The author of It, Cujo, The Dark Tower, and The Shawshank Redemption has become synonymous with the world of horror, supernatural fiction, and suspense. Finding his love for writing from the likes of Richard Matheson and H.P. Lovecraft, Stephen King would go on to write several novels that turned into critical and commercially successful movies. Called the “King of Horror”, his first novel, Carrie, catapulted the young writer into the world of literature and hasn’t stopped writing since. He was also part of the band Rock Bottom Remainders alongside fellow writer Amy Tan.

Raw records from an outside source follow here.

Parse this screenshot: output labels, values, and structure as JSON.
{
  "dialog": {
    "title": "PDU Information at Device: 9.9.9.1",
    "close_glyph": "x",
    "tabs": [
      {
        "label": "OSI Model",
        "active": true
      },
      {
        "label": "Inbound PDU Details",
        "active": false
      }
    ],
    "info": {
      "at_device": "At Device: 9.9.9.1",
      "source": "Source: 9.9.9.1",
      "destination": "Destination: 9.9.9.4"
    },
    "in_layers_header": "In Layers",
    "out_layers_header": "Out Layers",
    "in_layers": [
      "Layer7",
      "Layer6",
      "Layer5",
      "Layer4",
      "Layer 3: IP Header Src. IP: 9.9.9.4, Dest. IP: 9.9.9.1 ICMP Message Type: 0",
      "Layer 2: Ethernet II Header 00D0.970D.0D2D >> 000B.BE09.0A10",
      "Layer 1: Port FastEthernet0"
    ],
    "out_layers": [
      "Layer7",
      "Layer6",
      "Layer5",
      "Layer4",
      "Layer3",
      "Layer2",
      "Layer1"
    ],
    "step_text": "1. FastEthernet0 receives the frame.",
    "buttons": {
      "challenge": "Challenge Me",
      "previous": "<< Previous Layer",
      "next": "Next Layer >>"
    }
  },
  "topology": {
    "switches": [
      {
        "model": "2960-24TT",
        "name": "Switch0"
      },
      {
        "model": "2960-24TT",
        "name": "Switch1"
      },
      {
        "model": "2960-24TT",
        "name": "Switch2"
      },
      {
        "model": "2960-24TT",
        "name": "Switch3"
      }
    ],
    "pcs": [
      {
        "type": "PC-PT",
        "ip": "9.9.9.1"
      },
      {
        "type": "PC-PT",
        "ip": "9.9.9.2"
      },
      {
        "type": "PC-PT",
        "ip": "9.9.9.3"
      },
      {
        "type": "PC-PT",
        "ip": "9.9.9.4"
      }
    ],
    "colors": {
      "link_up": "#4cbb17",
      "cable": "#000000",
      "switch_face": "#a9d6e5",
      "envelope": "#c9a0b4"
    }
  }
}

King understands the importance of books and their power to which is why he donates $4 million each year to libraries, schools as well as local fire departments. During an interview, King has said that “Every book you pick up has its own lesson or lessons, and quite often the bad books have more to teach than the good ones.”
The Pulitzer and Nobel Prize recipient was known for writing stories that were an examination of the black American experience in an unjust society. Toni Morrison’s characters would struggle to find themselves and their cultural identity. Her use of fantasy, sinuous poetic style, and the talent to connect her storytelling in a mythic manner, gave each tale strength and texture. Morrison’s book, Song of Solomon, brought the author to national attention and won the National Book Critics Circle Award. Her downstream of books would continue to receive acclaim and inspired a flourish of black women writers.
Morrison’s encouraging words for future authors were, “If there's a book that you want to read, but it hasn't been written yet, then you must write it.” She would later write children’s books with her son Slade Morrison such as The Who’s Got Game? Series, Please Louise, and The Book About Mean People. Her work and legacy have been felt across the world in such a profound way, that Toni Morrison would be on the receiving end of Presidential Medal of Freedom.
These authors are just a drop in the large bucket of great American writers that words will live on in many generations. A few great ideas to celebrate National Author’s Day or just to show your appreciation for writers is to purchase some books by your favorite author, share your favorite novels online or on social media. It’s never too late to pick up a new book and discover what’s inside.